Fermi energy determination for advanced smearing techniques

Smearing techniques are widely used in first-principles calculations of metallic and magnetic materials where they improve the accuracy of Brillouin-zone sampling and lessen the impact of level-crossing instabilities. Smearing introduces a fictitious electronic temperature that smooths the discontinuities of the integrands; consequently, a corresponding fictitious entropic term arises, and needs to be considered in the total freeenergy functional. Advanced smearing techniques-such as Methfessel-Paxton and cold smearing-have been introduced to guarantee that the system's total free energy remains independent of the smearing temperature, at least, up to the second order. In doing so, they give rise to nonmonotonic occupation functions (and, for Methfessel-Paxton, nonpositive definite), which can result in the chemical potential not being uniquely defined. We explore this shortcoming in detail and introduce a numerical protocol utilizing Newton's minimization method that is able to identify the desired Fermi energy. We validate the method by calculating the Fermi energy of similar to 20 000 materials and comparing it with the results of standard bisection approaches. In passing, we also highlight how traditional approaches, based on Fermi-Dirac or Gaussian smearing, are actually equivalent for all practical purposes, provided the smearing width is appropriately renormalized by a factor of similar to 2.565.

Automated summary

Smearing techniques are used to improve the accuracy of Brillouin-zone sampling and reduce level-crossing instabilities in first-principles calculations of metallic and magnetic materials.
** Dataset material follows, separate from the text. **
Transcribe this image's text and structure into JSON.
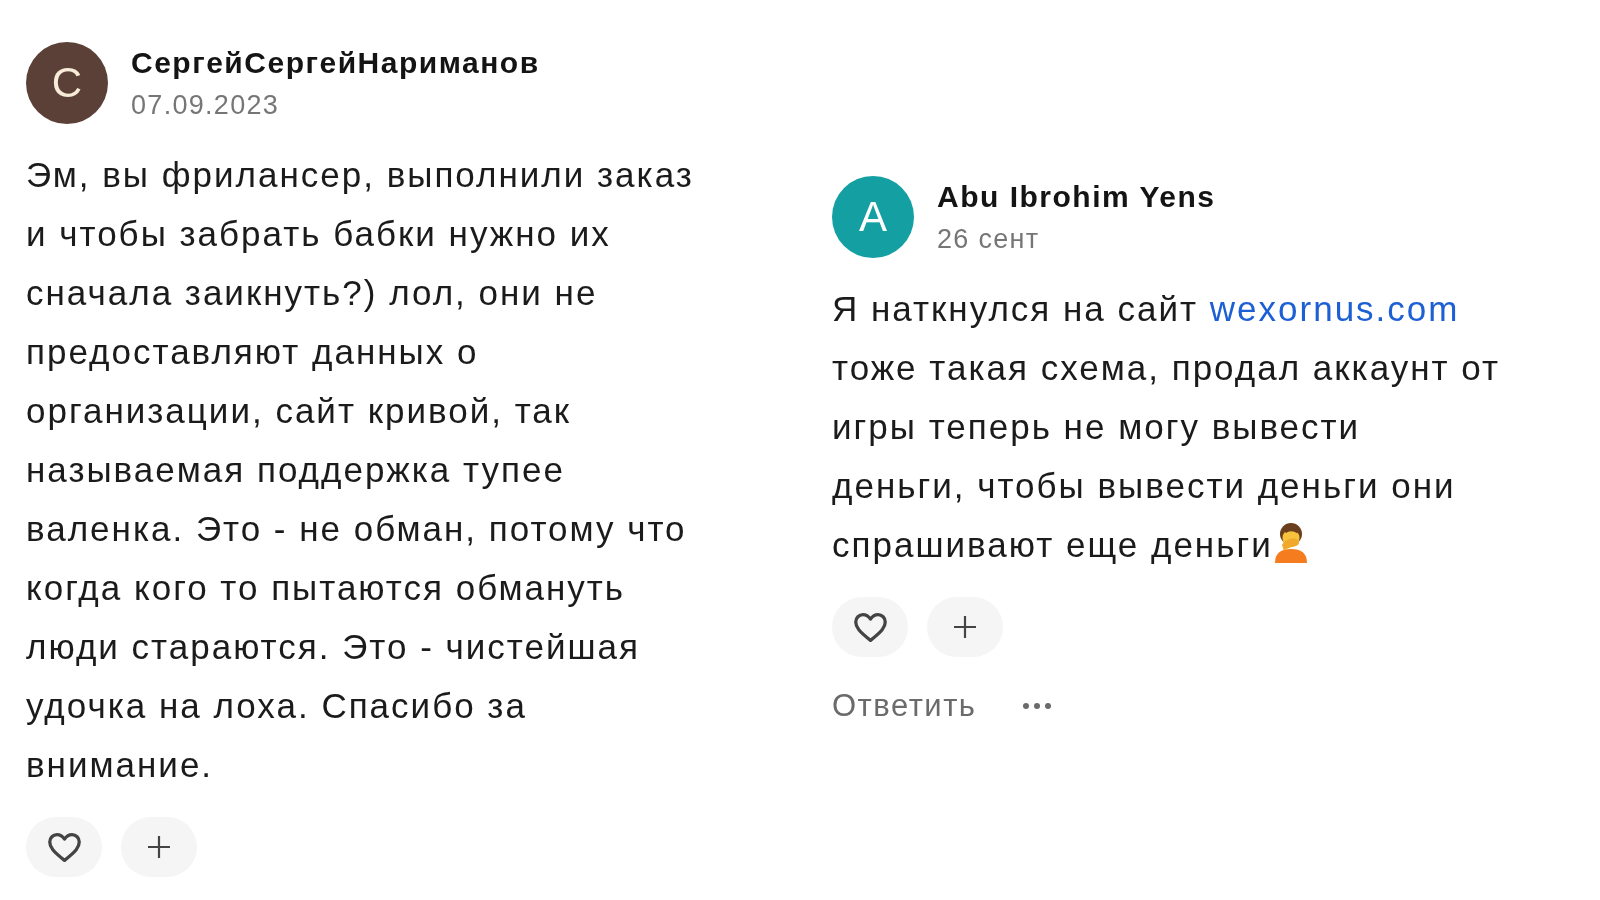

Advanced smearing techniques, like Methfessel-Paxton and cold smearing, ensure that the total free energy of the system remains independent of the smearing temperature. However, nonmonotonic occupation functions and the lack of unique definition for the chemical potential can be drawbacks. To address this, a numerical protocol using Newton's minimization method is introduced to identify the desired Fermi energy.